Now, what do to do with all those lovely spaghetti squash noodles?? Might I recommend my Roasted Spaghetti Squash with Meat Sauce? It’s one of our family favorites because its like having a big bowl of pasta, but without the bloat or gluten! Plus, the ‘meat sauce’ is filled with chopped veggies to make it more hearty and more healthy. As always, if you don’t like the veggies I’ve mentioned, feel free to mix things up with mushrooms, spinach or bell peppers! And did I mention that it’s way faster and easier than making a red sauce and meatballs?? Cuz it is!!
- 2 Medium spaghetti squash
- 1 Tsp avocado oil
- ½ Tbs minced garlic
- 1 Lg yellow onion, diced
- 1 Lb ground lamb or beef
- 1 40 oz jar of sugar free spaghetti sauce (I use Rao’s Homemade Tomato Basil Sauce)
- 2½ Cups chopped kale
- 1 Tbs of Frank’s Hot Sauce
- Pre-heat oven to 425F
- Wash and dry the spaghetti squash. Place the squash on a parchment paper lined baking sheet. Place the spaghetti squash in the oven and bake for 50 mins. Roll them at the halfway point.

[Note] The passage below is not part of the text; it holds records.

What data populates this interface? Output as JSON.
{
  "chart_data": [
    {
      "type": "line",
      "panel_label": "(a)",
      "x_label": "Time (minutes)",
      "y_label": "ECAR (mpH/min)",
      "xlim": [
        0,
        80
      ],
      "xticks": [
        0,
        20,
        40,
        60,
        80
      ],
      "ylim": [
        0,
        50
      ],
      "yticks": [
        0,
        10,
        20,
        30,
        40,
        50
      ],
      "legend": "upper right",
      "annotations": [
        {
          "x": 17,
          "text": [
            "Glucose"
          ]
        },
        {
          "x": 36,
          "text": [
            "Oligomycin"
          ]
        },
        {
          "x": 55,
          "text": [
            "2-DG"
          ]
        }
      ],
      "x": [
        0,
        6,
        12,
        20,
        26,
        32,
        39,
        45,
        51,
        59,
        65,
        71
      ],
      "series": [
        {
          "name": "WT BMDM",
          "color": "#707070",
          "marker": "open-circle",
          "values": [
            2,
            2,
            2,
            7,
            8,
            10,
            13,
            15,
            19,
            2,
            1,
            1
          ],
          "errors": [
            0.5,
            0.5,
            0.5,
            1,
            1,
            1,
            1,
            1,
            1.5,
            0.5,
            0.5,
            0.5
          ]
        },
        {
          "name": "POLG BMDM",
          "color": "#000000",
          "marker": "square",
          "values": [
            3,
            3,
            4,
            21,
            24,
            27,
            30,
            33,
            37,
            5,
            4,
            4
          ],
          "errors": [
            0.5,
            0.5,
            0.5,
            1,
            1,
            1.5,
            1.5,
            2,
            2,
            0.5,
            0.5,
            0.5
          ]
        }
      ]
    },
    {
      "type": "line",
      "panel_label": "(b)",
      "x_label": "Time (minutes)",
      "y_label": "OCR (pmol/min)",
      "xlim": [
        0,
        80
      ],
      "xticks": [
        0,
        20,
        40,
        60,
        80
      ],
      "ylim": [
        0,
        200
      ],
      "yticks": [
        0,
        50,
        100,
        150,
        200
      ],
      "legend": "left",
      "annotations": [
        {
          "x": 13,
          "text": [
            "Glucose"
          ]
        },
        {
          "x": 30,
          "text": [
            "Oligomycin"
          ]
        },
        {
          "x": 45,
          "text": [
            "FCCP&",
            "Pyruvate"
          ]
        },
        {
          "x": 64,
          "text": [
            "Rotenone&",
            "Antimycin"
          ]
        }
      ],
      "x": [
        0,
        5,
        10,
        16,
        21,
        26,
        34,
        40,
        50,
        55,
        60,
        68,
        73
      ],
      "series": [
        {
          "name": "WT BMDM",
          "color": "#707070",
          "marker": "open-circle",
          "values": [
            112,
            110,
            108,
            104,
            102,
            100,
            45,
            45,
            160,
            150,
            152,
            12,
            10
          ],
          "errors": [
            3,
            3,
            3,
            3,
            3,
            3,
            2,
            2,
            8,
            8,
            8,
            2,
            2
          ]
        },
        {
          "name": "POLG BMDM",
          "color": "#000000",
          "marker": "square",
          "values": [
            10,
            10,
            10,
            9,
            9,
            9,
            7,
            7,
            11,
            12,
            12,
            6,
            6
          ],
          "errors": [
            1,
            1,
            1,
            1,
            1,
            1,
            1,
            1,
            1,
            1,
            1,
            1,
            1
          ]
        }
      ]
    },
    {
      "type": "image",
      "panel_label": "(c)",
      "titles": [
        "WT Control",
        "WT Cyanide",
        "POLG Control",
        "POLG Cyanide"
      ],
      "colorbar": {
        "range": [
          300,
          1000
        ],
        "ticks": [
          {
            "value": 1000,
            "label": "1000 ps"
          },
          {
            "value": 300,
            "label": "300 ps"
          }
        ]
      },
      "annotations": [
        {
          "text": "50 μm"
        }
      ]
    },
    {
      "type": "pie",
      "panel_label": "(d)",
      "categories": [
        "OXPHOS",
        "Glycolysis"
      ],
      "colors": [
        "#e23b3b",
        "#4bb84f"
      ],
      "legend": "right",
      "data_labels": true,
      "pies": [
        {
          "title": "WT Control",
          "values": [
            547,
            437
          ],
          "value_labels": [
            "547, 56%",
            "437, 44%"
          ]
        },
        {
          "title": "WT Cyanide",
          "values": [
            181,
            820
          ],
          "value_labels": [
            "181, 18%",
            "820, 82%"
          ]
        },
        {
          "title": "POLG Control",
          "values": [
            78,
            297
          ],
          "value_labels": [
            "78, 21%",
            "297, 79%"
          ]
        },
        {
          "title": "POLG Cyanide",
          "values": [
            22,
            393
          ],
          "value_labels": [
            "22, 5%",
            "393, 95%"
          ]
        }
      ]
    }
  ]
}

- While the squash is roasting, heat a high sided pan or pot to medium/hot and then add the oil, garlic and onions. Saute until the onions begin to soften.
- Add the lamb or beef and sauté until fully cooked. If the meat gives off a lot of fat, I recommend draining it off before proceeding to the next step.
- To the pan with the meat and onions, add the spaghetti sauce and Frank’s Hot Sauce. Simmer on low.
- The squash is ready when its slightly browned and gives to the touch. Remove from the oven and allow to cool slightly before cutting it in half the short way. With a spoon, scrape out the seeds. Dispose the seeds. Using a fork, scrape the flesh of the squash from the skin…it should come out in stringy noodles! Set the noodles aside.
- Return to the meat sauce, turn off the heat, add the kale, stir and then cover for a few minutes (until the kale is wilted/soft). Salt and pepper the sauce to taste.
- Serve the meat sauce over a big pile of the spaghetti squash.